9. Installation risk: `brv mcp` client stuck in infinite exception loop consuming 75–90% CPU for hours

  • Severity: medium
  • Finding: Installation risk is backed by a source signal: brv mcp client stuck in infinite exception loop consuming 75–90% CPU for hours. Treat it as a review item until the current version is checked.
  • User impact: First-time setup may fail or require extra isolation and rollback planning.
  • Recommended check: Open the linked source, confirm whether it still applies to the current version, and keep the first run isolated.
  • Evidence: Source-linked evidence: https://github.com/campfirein/byterover-cli/issues/660

10. Capability assumption: README/documentation is current enough for a first validation pass.

  • Severity: medium
  • Finding: README/documentation is current enough for a first validation pass.
  • User impact: The project should not be treated as fully validated until this signal is reviewed.
  • Recommended check: Open the linked source, confirm whether it still applies to the current version, and keep the first run isolated.
  • Evidence: capability.assumptions | github_repo:1005233473 | https://github.com/campfirein/byterover-cli | README/documentation is current enough for a first validation pass.

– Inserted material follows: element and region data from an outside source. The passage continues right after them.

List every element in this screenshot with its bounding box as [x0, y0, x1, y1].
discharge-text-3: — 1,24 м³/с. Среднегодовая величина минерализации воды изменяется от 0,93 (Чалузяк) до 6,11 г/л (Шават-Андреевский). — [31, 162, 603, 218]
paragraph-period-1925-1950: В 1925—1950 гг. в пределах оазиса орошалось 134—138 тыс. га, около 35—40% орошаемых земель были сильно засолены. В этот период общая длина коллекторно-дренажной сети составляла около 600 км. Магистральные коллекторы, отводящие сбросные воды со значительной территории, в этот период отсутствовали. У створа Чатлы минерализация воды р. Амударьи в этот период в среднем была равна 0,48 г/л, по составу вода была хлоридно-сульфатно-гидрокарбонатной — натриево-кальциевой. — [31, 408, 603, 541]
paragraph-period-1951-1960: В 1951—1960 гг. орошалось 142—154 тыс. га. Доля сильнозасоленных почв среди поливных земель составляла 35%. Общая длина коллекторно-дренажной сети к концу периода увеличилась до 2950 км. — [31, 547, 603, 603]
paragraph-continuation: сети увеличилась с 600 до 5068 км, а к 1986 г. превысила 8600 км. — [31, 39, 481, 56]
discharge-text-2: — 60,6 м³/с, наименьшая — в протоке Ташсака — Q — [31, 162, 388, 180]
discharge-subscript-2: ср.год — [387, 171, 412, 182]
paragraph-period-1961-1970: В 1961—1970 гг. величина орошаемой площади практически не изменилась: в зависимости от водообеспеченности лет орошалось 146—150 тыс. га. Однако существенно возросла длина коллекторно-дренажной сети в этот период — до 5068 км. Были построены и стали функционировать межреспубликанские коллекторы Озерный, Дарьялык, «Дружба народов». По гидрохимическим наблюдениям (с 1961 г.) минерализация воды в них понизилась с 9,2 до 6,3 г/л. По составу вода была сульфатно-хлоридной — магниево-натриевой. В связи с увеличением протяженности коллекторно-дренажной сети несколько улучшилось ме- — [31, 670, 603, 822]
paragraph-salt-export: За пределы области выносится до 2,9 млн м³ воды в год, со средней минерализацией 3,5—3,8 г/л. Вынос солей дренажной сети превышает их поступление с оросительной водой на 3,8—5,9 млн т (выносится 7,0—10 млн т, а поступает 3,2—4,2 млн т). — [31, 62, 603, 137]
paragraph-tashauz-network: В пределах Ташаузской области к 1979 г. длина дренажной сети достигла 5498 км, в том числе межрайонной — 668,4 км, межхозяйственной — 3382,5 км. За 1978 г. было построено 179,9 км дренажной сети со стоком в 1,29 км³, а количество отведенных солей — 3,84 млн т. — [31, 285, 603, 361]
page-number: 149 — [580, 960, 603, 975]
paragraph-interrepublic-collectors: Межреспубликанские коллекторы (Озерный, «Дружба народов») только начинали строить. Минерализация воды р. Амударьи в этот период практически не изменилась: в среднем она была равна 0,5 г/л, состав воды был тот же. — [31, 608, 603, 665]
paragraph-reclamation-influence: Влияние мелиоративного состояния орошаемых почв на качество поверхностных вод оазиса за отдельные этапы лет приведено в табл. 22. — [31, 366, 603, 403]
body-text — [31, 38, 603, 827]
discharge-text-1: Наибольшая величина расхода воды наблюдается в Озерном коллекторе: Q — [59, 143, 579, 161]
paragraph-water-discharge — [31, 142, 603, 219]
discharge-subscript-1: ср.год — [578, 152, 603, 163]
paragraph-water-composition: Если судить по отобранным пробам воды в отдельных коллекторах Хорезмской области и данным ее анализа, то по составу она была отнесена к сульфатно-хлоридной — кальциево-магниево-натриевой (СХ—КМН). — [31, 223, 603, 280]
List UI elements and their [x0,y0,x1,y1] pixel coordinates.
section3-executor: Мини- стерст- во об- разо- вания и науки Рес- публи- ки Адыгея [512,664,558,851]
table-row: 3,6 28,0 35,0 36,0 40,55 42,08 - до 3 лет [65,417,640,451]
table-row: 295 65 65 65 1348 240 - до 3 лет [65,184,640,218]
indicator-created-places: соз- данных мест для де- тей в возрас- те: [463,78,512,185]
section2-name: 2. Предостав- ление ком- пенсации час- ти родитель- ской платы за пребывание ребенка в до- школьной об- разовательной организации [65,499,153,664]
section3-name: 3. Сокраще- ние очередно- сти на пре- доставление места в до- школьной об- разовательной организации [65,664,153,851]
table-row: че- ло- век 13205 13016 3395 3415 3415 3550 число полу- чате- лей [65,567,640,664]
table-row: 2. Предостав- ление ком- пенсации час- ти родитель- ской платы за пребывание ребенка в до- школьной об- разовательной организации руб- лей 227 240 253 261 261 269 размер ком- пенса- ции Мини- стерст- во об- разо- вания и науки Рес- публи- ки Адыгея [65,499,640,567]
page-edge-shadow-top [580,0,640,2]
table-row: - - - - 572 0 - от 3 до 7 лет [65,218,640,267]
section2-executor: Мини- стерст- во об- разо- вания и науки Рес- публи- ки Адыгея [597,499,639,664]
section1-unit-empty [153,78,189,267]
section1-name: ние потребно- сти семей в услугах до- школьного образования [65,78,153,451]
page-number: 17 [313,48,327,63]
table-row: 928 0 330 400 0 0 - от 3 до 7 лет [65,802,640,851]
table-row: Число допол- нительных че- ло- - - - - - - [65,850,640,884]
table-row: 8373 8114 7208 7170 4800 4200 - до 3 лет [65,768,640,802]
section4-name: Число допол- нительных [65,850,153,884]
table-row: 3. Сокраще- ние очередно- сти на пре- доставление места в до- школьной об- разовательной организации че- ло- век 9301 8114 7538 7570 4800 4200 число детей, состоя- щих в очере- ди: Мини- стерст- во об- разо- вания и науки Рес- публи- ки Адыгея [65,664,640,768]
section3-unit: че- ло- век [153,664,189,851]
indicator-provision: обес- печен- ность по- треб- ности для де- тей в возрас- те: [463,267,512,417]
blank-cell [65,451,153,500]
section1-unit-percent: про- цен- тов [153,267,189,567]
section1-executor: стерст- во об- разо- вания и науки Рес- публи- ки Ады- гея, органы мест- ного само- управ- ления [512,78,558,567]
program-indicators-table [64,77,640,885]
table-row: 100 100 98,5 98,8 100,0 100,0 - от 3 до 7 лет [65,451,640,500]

11. Maintenance risk: Maintainer activity is unknown

  • Severity: medium
  • Finding: Maintenance risk is backed by a source signal: Maintainer activity is unknown. Treat it as a review item until the current version is checked.
  • User impact: Users cannot judge support quality until recent activity, releases, and issue response are checked.
  • Recommended check: Open the linked source, confirm whether it still applies to the current version, and keep the first run isolated.
  • Evidence: evidence.maintainer_signals | github_repo:1005233473 | https://github.com/campfirein/byterover-cli | last_activity_observed missing

12. Security or permission risk: no_demo

  • Severity: medium
  • Finding: no_demo
  • User impact: The project may affect permissions, credentials, data exposure, or host boundaries.
  • Recommended check: Open the linked source, confirm whether it still applies to the current version, and keep the first run isolated.
  • Evidence: downstream_validation.risk_items | github_repo:1005233473 | https://github.com/campfirein/byterover-cli | no_demo; severity=medium

Source: Doramagic discovery, validation, and Project Pack records

Community Discussion Evidence

These external discussion links are review inputs, not standalone proof that the project is production-ready.

Sources 12

Count of project-level external discussion links exposed on this manual page.

Use Review before install

Open the linked issues or discussions before treating the pack as ready for your environment.

Community Discussion Evidence

Doramagic exposes project-level community discussion separately from official documentation. Review these links before using byterover-cli with real data or production workflows.